Will there be a systemic change?
“Pandemic” author Sonia Shah probably said about John von Oliver’s last series of “Last Week Today”.
“Usually we go back to work, everything ends, as soon as we have medicine, as soon as we get vaccinated,” he said. “We are not really making a fundamental social change.”
We have already felt it. When life changed, there was a period of adjustment. It took some time to get used to. Then we did. This is happening again in the United States right now as more people get vaccinated and the rate of infection decreases. Normal tweaks are already pulling.
For all the growth և changes and adjustments that have taken place over the past year, it is difficult to even determine what post-epidemic normalcy might mean. The dictionary simply defines it as standard, ordinary, typical or expected. Is that really what we want? “If you always try to be normal, you will never know how amazing you can be,” Maya Angelu once said.

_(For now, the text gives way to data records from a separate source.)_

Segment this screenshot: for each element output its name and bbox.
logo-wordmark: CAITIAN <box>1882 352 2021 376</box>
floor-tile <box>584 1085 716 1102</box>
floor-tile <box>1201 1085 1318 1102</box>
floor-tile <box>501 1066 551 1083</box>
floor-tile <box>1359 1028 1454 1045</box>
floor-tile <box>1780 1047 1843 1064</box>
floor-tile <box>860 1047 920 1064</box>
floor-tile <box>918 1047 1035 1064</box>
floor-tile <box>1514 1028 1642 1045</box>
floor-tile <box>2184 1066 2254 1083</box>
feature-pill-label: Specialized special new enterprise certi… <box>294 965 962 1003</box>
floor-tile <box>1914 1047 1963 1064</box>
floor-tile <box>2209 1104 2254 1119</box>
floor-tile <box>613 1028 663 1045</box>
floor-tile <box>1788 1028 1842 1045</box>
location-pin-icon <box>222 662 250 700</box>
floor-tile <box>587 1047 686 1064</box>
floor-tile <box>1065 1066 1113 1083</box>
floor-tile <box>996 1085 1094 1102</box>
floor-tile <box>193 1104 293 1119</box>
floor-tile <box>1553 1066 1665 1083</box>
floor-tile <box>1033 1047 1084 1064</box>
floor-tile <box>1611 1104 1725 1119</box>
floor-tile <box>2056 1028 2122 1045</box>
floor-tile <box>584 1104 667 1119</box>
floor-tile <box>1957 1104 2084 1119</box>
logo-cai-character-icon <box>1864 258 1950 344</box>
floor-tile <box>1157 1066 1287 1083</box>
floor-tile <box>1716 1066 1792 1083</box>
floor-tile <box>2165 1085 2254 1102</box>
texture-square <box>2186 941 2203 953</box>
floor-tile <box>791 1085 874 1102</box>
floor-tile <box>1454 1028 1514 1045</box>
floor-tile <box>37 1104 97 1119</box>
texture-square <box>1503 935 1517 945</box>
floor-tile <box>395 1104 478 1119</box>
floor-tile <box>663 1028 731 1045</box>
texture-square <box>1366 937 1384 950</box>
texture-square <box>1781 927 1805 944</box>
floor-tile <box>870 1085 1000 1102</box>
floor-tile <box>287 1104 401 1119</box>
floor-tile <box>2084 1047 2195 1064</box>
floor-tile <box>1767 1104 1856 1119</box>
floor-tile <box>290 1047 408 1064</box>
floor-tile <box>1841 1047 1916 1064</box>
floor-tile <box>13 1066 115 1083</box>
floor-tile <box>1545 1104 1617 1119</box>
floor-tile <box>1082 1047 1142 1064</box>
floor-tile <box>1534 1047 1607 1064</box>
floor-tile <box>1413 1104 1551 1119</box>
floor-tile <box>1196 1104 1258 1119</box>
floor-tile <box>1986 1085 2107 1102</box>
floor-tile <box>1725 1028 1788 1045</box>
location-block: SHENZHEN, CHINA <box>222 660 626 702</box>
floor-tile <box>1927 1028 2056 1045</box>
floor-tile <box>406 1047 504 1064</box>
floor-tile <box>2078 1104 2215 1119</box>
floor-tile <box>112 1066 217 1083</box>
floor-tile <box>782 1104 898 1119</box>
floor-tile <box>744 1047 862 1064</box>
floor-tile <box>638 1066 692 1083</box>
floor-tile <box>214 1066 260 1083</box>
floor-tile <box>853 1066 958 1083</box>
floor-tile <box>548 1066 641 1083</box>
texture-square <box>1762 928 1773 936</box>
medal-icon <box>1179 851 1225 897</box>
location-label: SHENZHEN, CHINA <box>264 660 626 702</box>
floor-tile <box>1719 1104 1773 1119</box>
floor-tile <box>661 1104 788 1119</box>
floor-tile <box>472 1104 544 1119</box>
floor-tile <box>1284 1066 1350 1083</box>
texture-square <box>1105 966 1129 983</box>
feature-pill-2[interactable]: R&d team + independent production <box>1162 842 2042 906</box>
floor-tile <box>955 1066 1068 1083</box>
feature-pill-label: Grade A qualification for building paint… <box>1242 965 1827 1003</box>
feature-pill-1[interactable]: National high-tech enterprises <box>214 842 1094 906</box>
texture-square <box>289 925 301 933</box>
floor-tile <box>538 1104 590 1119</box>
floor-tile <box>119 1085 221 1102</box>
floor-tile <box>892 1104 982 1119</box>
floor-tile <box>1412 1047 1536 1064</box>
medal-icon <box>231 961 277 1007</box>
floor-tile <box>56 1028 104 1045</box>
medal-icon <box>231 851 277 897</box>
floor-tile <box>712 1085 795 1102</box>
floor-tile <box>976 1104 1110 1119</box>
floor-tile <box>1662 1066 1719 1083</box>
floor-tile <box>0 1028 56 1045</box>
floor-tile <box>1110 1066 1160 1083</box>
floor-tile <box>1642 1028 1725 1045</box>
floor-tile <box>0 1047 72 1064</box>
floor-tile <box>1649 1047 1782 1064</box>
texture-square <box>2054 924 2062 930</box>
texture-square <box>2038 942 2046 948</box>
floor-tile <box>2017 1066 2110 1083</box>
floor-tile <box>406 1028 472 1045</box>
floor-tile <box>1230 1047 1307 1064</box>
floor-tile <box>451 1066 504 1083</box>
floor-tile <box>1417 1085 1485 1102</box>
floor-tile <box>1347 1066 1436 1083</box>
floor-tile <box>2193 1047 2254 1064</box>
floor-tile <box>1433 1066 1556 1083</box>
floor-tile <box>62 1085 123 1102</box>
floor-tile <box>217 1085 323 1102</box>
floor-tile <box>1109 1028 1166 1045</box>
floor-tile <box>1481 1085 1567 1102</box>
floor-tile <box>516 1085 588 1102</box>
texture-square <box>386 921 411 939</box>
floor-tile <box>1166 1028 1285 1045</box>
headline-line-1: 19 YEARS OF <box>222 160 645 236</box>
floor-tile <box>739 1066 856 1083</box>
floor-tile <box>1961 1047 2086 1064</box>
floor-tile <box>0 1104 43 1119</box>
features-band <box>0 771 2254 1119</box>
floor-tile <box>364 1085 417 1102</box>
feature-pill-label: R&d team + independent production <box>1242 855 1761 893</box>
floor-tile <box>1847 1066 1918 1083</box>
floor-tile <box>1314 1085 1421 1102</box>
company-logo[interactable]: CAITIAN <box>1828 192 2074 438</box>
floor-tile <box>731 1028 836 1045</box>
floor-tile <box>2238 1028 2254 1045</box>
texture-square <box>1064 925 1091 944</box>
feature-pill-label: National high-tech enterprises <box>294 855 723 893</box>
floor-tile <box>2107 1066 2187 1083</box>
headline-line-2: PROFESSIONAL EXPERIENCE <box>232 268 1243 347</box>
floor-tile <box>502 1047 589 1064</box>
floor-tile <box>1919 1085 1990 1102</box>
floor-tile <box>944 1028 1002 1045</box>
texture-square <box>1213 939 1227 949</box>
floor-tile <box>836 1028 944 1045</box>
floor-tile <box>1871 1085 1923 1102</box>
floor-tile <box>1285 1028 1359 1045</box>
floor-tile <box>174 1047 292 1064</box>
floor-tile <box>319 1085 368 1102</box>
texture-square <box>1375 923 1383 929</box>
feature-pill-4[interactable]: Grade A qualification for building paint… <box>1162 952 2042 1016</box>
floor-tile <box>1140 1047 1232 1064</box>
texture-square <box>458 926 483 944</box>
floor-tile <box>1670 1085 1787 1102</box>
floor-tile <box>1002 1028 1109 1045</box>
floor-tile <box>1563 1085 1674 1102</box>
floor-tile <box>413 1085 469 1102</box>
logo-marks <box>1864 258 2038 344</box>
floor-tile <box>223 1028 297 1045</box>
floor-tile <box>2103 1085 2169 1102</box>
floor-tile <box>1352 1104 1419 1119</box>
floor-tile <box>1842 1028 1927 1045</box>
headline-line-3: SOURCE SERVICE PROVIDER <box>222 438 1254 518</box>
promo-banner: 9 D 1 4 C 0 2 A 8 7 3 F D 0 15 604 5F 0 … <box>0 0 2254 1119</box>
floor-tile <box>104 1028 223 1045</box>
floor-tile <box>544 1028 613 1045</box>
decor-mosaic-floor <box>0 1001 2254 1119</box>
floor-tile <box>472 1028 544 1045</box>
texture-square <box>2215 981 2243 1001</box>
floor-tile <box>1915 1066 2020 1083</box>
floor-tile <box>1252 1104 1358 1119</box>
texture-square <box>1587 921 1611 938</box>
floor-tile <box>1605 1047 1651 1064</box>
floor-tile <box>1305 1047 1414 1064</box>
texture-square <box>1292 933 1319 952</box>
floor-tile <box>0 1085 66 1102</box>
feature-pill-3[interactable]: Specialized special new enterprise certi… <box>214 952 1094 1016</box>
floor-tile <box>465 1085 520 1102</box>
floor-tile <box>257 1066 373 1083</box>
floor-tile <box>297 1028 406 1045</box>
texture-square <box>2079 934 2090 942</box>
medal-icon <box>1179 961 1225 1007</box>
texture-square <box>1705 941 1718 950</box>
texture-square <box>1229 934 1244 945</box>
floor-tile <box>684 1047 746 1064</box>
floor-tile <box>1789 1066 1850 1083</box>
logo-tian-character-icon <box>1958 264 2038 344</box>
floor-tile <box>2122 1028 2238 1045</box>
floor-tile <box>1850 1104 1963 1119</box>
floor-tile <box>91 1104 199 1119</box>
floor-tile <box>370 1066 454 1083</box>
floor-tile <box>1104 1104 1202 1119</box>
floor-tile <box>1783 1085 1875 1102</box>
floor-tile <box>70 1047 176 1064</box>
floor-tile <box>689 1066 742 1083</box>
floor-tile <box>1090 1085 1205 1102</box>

Without Normal, the path to progress is wider, the possibilities wider. What if there was a whole lot of wonder that would be lost if Normal returned? What if, instead of pursuing normalcy, we focus on that unique ability to adapt and develop? Maybe this is the way to go, instead of just coming to terms with what happened, trying to recreate something that already had its day.
In any case, it is too late. Remember, Normal. You, we are already divorced.